World Liberty termasuk dalam kelompok ini. Ripple, Paxos, dan Fidelity Digital Assets mendapatkan persetujuan bersyarat untuk membentuk bank amanah pada tahun 2025. Coinbase (NASDAQ: COIN) mendapatkan persetujuan bersyarat serupa awal tahun ini. Keputusan-keputusan ini membuka jalan bagi perusahaan-perusahaan untuk mengelola bank amanah yang diatur, tetapi masing-masing masih harus memenuhi persyaratan federal sebelum mendapatkan otorisasi penuh.

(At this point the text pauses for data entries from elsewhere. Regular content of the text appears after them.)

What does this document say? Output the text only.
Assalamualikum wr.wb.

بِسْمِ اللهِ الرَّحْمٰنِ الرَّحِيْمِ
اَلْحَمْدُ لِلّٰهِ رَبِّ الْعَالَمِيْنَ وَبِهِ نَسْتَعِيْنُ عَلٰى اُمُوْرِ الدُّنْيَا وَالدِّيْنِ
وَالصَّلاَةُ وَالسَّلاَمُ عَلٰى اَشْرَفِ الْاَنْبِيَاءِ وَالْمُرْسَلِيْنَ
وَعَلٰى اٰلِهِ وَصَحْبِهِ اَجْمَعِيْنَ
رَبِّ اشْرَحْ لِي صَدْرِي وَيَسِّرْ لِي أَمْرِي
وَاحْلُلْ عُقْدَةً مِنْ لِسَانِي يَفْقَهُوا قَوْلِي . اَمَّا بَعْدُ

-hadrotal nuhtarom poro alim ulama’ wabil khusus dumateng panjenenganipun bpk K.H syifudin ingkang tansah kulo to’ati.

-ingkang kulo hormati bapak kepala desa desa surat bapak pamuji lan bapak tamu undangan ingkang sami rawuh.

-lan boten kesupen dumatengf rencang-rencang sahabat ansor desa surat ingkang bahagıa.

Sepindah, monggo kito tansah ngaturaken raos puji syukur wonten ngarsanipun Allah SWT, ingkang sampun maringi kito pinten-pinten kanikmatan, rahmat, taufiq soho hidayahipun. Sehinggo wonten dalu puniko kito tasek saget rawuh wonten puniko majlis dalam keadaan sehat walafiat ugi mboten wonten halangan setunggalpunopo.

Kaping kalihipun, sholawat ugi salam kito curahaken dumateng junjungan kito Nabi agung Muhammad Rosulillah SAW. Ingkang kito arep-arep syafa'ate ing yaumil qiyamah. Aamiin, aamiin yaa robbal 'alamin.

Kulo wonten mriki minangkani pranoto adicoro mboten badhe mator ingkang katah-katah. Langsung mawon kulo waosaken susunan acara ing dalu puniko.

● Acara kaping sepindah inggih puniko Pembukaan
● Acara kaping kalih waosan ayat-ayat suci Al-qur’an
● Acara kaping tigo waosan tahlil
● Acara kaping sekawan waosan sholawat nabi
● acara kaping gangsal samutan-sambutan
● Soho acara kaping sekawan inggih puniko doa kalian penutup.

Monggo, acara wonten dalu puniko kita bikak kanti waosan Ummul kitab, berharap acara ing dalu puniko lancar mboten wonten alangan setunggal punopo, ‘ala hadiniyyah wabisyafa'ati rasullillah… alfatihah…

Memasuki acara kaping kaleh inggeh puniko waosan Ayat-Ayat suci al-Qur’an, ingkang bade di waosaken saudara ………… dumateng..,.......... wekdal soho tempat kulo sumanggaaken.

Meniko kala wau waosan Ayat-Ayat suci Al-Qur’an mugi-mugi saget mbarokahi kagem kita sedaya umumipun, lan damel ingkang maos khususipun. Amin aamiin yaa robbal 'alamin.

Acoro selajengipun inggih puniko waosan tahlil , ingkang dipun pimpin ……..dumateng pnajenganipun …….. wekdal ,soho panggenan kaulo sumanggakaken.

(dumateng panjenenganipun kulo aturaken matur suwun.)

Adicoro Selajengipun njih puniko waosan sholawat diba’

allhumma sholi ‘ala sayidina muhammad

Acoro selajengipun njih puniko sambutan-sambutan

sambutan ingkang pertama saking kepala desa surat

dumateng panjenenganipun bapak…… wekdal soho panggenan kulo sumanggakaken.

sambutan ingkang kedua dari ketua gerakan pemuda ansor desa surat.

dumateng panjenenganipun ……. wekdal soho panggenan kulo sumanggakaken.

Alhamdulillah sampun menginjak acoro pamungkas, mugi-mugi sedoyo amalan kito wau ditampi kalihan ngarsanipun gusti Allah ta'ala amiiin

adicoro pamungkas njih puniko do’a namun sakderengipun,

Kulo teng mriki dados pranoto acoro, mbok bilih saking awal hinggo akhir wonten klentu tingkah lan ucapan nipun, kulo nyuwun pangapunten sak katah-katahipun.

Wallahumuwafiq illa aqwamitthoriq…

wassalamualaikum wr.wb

Pemerintahan Trump juga telah mendalami kebijakan terkait aset digital. Pada hari Rabu, Trump bertemu dengan eksekutif puncak perusahaan kripto di Gedung Putih. Pertemuan ini terjadi saat Komisi Sekuritas dan Bursa (SEC) menyelesaikan kerangka peraturan yang lebih luas untuk industri ini.
Sekarang, World Liberty harus melalui tahap-tahap yang tersisa dalam proses ini. Regulator masih harus memutuskan apakah perusahaan dapat memindahkan sistem cadangan $USD1 ke dalam operasi perbankan yang berada di bawah pengawasan federal.